@Quickmcj : IIUC you want to run REW at 192kHz so that it generates filter configs at that samplerate, right? If so, then IMO you should be able to capture your 48kHz-only mike at 192kHz using alsa built-in resampling. Either plughw:CARD (as you noted), or defining a device with hard-coded rate in .asoundrc and selecting it with PCM:devicename in REW.
You can fine-tune the alsa-lib resampling algorithm with
https://github.com/Themaister/alsa-plugins-rsound/blob/master/doc/samplerate.txt or
https://github.com/Themaister/alsa-plugins-rsound/blob/master/doc/speexrate.txt
Hi phofman
Many thanks for your valuable contributions to multiple important topics, on many many different forums online through the years. There is no way people would learn things like these as fast, if your contributions where not there to find. Also thanks for your contributions to camilladsp and possibly REW.
Basically what this is, is me learning Pipewire, Wireplumber, Pulse Audio (pipewire emulation) and ALSA, combined with how REW works in Linux via Java sound engine.
I would not lie if I say that I have spent 50-100 hours trying to understand how the above interact, half parts reading documentation, half parts trying things out on my system and debugging. Fairly difficult when combined with work and family life!
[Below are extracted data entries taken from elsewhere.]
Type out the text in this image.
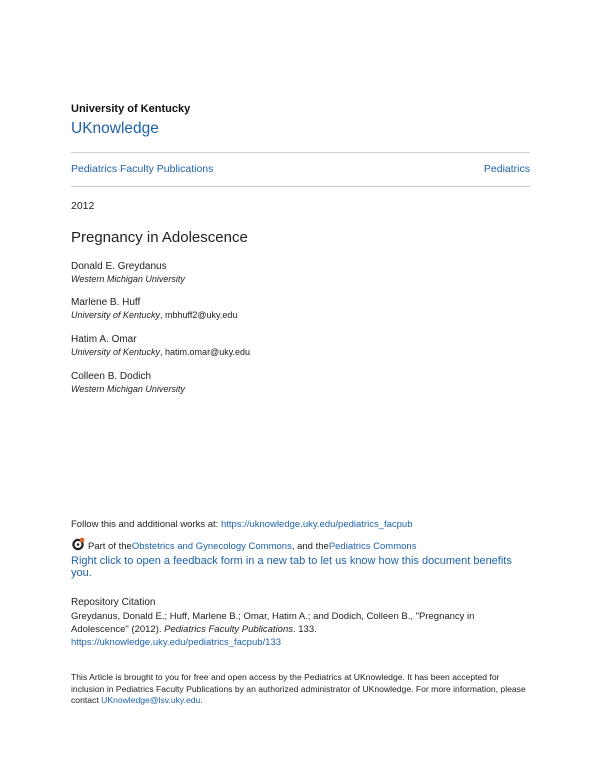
University of Kentucky
UKnowledge
Pediatrics Faculty Publications	Pediatrics
2012
Pregnancy in Adolescence
Donald E. Greydanus
Western Michigan University
Marlene B. Huff
University of Kentucky, mbhuff2@uky.edu
Hatim A. Omar
University of Kentucky, hatim.omar@uky.edu
Colleen B. Dodich
Western Michigan University
Follow this and additional works at: https://uknowledge.uky.edu/pediatrics_facpub
Part of the Obstetrics and Gynecology Commons , and the Pediatrics Commons
Right click to open a feedback form in a new tab to let us know how this document benefits you.
Repository Citation
Greydanus, Donald E.; Huff, Marlene B.; Omar, Hatim A.; and Dodich, Colleen B., "Pregnancy in Adolescence" (2012). Pediatrics Faculty Publications. 133.
https://uknowledge.uky.edu/pediatrics_facpub/133
This Article is brought to you for free and open access by the Pediatrics at UKnowledge. It has been accepted for inclusion in Pediatrics Faculty Publications by an authorized administrator of UKnowledge. For more information, please contact UKnowledge@lsv.uky.edu.
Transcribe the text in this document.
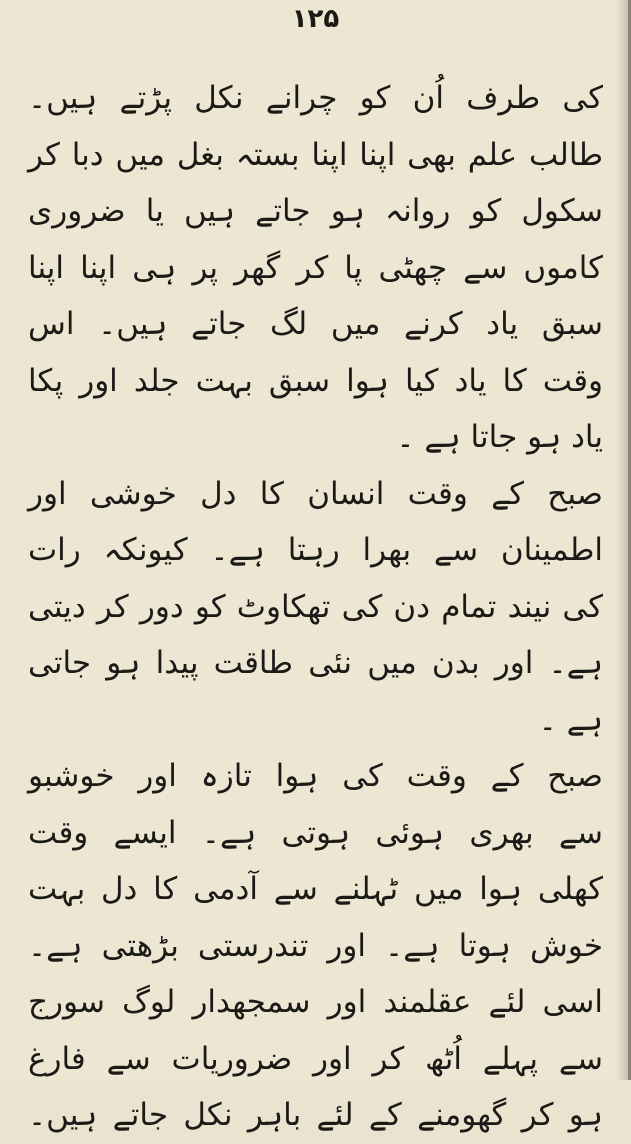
۱۲۵
کی طرف اُن کو چرانے نکل پڑتے ہیں۔
طالب علم بھی اپنا اپنا بستہ بغل میں دبا کر
سکول کو روانہ ہو جاتے ہیں یا ضروری
کاموں سے چھٹی پا کر گھر پر ہی اپنا اپنا
سبق یاد کرنے میں لگ جاتے ہیں۔ اس
وقت کا یاد کیا ہوا سبق بہت جلد اور پکا
یاد ہو جاتا ہے ۔
صبح کے وقت انسان کا دل خوشی اور
اطمینان سے بھرا رہتا ہے۔ کیونکہ رات
کی نیند تمام دن کی تھکاوٹ کو دور کر دیتی
ہے۔ اور بدن میں نئی طاقت پیدا ہو جاتی
ہے ۔
صبح کے وقت کی ہوا تازہ اور خوشبو
سے بھری ہوئی ہوتی ہے۔ ایسے وقت
کھلی ہوا میں ٹہلنے سے آدمی کا دل بہت
خوش ہوتا ہے۔ اور تندرستی بڑھتی ہے۔
اسی لئے عقلمند اور سمجھدار لوگ سورج
سے پہلے اُٹھ کر اور ضروریات سے فارغ
ہو کر گھومنے کے لئے باہر نکل جاتے ہیں۔
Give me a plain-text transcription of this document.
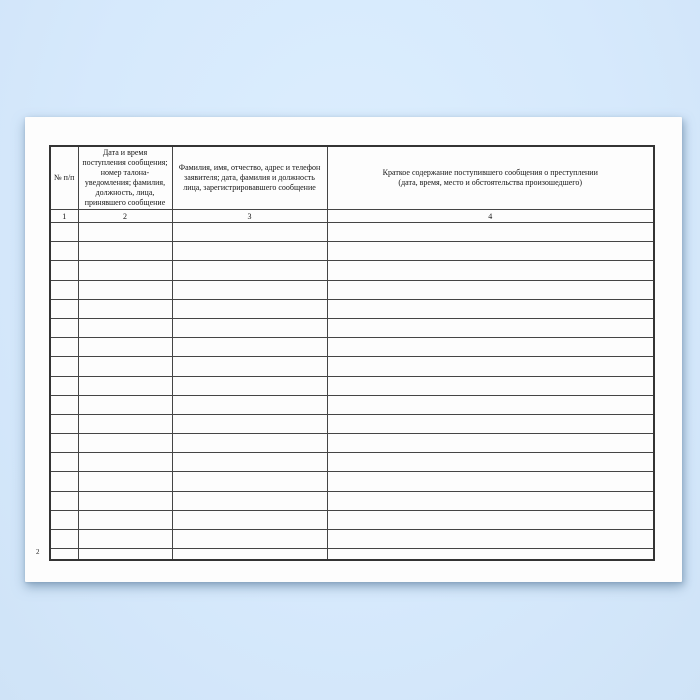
№ п/п	Дата и время поступления сообщения; номер талона-уведомления; фамилия, должность, лица, принявшего сообщение	Фамилия, имя, отчество, адрес и телефон заявителя; дата, фамилия и должность лица, зарегистрировавшего сообщение	Краткое содержание поступившего сообщения о преступлении
(дата, время, место и обстоятельства произошедшего)

1	2	3	4

2
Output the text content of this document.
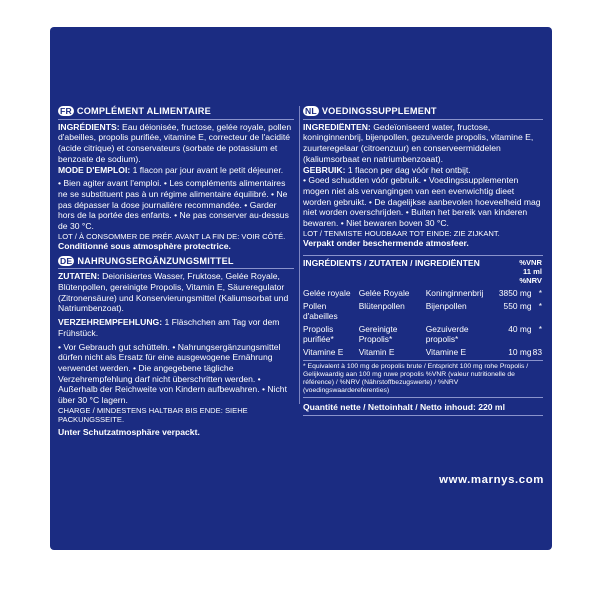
FR COMPLÉMENT ALIMENTAIRE

INGRÉDIENTS: Eau déionisée, fructose, gelée royale, pollen d'abeilles, propolis purifiée, vitamine E, correcteur de l'acidité (acide citrique) et conservateurs (sorbate de potassium et benzoate de sodium).

MODE D'EMPLOI: 1 flacon par jour avant le petit déjeuner.

• Bien agiter avant l'emploi. • Les compléments alimentaires ne se substituent pas à un régime alimentaire équilibré. • Ne pas dépasser la dose journalière recommandée. • Garder hors de la portée des enfants. • Ne pas conserver au-dessus de 30 °C.

LOT / À CONSOMMER DE PRÉF. AVANT LA FIN DE: VOIR CÔTÉ.

Conditionné sous atmosphère protectrice.

DE NAHRUNGSERGÄNZUNGSMITTEL

ZUTATEN: Deionisiertes Wasser, Fruktose, Gelée Royale, Blütenpollen, gereinigte Propolis, Vitamin E, Säureregulator (Zitronensäure) und Konservierungsmittel (Kaliumsorbat und Natriumbenzoat).

VERZEHREMPFEHLUNG: 1 Fläschchen am Tag vor dem Frühstück.

• Vor Gebrauch gut schütteln. • Nahrungsergänzungsmittel dürfen nicht als Ersatz für eine ausgewogene Ernährung verwendet werden. • Die angegebene tägliche Verzehrempfehlung darf nicht überschritten werden. • Außerhalb der Reichweite von Kindern aufbewahren. • Nicht über 30 °C lagern.

CHARGE / MINDESTENS HALTBAR BIS ENDE: SIEHE PACKUNGSSEITE.

Unter Schutzatmosphäre verpackt.

NL VOEDINGSSUPPLEMENT

INGREDIËNTEN: Gedeïoniseerd water, fructose, koninginnenbrij, bijenpollen, gezuiverde propolis, vitamine E, zuurteregelaar (citroenzuur) en conserveermiddelen (kaliumsorbaat en natriumbenzoaat).

GEBRUIK: 1 flacon per dag vóór het ontbijt.

• Goed schudden vóór gebruik. • Voedingssupplementen mogen niet als vervangingen van een evenwichtig dieet worden gebruikt. • De dagelijkse aanbevolen hoeveelheid mag niet worden overschrijden. • Buiten het bereik van kinderen bewaren. • Niet bewaren boven 30 °C.

LOT / TENMISTE HOUDBAAR TOT EINDE: ZIE ZIJKANT.

Verpakt onder beschermende atmosfeer.

INGRÉDIENTS / ZUTATEN / INGREDIËNTEN			%VNR
11 ml %NRV	

Gelée royale	Gelée Royale	Koninginnenbrij	3850 mg	*
Pollen d'abeilles	Blütenpollen	Bijenpollen	550 mg	*
Propolis purifiée*	Gereinigte Propolis*	Gezuiverde propolis*	40 mg	*
Vitamine E	Vitamin E	Vitamine E	10 mg	83

* Equivalent à 100 mg de propolis brute / Entspricht 100 mg rohe Propolis / Gelijkwaardig aan 100 mg ruwe propolis %VNR (valeur nutritionelle de référence) / %NRV (Nährstoffbezugswerte) / %NRV (voedingswaardereferenties)

Quantité nette / Nettoinhalt / Netto inhoud: 220 ml

www.marnys.com
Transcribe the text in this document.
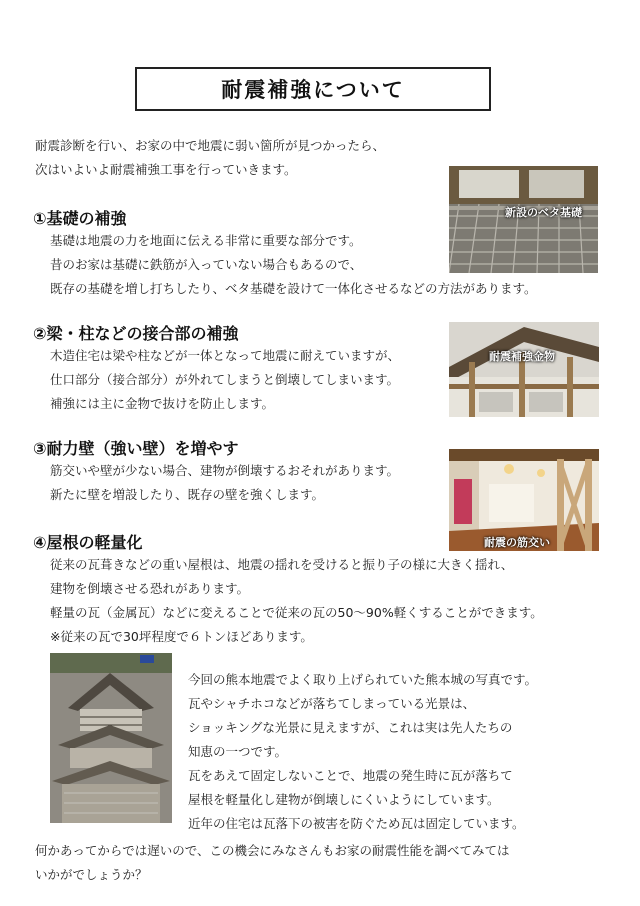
耐震補強について
耐震診断を行い、お家の中で地震に弱い箇所が見つかったら、
次はいよいよ耐震補強工事を行っていきます。
①基礎の補強
基礎は地震の力を地面に伝える非常に重要な部分です。
昔のお家は基礎に鉄筋が入っていない場合もあるので、
既存の基礎を増し打ちしたり、ベタ基礎を設けて一体化させるなどの方法があります。
新設のベタ基礎
②梁・柱などの接合部の補強
木造住宅は梁や柱などが一体となって地震に耐えていますが、
仕口部分（接合部分）が外れてしまうと倒壊してしまいます。
補強には主に金物で抜けを防止します。
耐震補強金物
③耐力壁（強い壁）を増やす
筋交いや壁が少ない場合、建物が倒壊するおそれがあります。
新たに壁を増設したり、既存の壁を強くします。
耐震の筋交い
④屋根の軽量化
従来の瓦葺きなどの重い屋根は、地震の揺れを受けると振り子の様に大きく揺れ、
建物を倒壊させる恐れがあります。
軽量の瓦（金属瓦）などに変えることで従来の瓦の50～90%軽くすることができます。
※従来の瓦で30坪程度で６トンほどあります。
今回の熊本地震でよく取り上げられていた熊本城の写真です。
瓦やシャチホコなどが落ちてしまっている光景は、
ショッキングな光景に見えますが、これは実は先人たちの
知恵の一つです。
瓦をあえて固定しないことで、地震の発生時に瓦が落ちて
屋根を軽量化し建物が倒壊しにくいようにしています。
近年の住宅は瓦落下の被害を防ぐため瓦は固定しています。
何かあってからでは遅いので、この機会にみなさんもお家の耐震性能を調べてみては
いかがでしょうか？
Have had a lot of fun with quantum.limit, buffers, period sizes, chuck size, rate adjust, samplerate, etc.
My findings are something like this:
- Work with ALSA if you read most of the documentation and have a deep understanding on what is going on. Its nice that you can interact directly with the hardware, its not nice if you do not know what you are doing, as it can be complex and difficult for a novice to debug. I would not advise it for novice users wanting to forward audio from several applications (Tidal client, qobuz in browser, REW) etc. Some applications show hardware devices directly, some dont, some show everything (hardware devices, PCM devices, Pulse Audio devices which may control said hardware devices) and some only use "default device" with no direct option to change it.
- Dont work with Pulse Audio as it is dead.
- Learn Pipewire. Pipewire is in itself pretty confusing, will require setup in (at least) three configuration files if you want to use resampling for any random application (including pulse audio applications), will require possible knowledge of wireplumber and Lua scripts. If using pipewire, do not touch anything related to ALSA directly at all and do not let applications interact with hardware devices directly. Its confusing if its Pipewire or ALSA which are in control/in use. Pipewire should be the go to audio server/framework for novice users, even though it can still be a steep mountain to climb and let ALSA be something pipewire interacts with in kernel.
- If phofman, John or HEnquist, remove pipewire and wireplumber service and use ALSA directly.
Initially, REW was not happy if I selected "default device" (which was the UMIK 1 in Gnome sound settings default device, which only uses pipewire when active), I got no input on SPL meter, so I pointed REW directly to the hardware plug device, which had no resampling apparently. With some magic dust, a reboot and a beer later, REW is working properly with "default device" (or "alsa_playback/capture.java" also, which I assume amounts to the same) on input, and do not care if I select 48kHz or 192kHz, as pipewire will handle the resampling (both input and output, have highest quality enabled). Have removed any custom alsa configurations. REW is still finicky with selecting UMIK 1 as default device at 192kHz, but it will work.
REW often tries to fall back to plughw as input device instead of using "default device" during its UMIK 1 discovery. Will often give following error when doing so: (Edit: Dont press "Yes" when discovering Umik 1 during REW boot)
javax.sound.sampled.LineUnavailableException: U18dB [plughw:2,0] does not have any lines supporting PCM_SIGNED 192000.0 Hz, 24 bit, stereo, 6 bytes/frame, little-endian
Attached files are dumps from pw-top, showing its resampling the UMIK 1 (and I assume its pipewire and not ALSA doing that).
Unless you guys tell me otherwise, the only thing to do now, is to make sure that the (hopefully more or less) fixed time-delay in the measurements are corrected, so that phase-information is trustworthy. Which is a feature John already have in REW.
If you see something completely out of the ordinary let me know.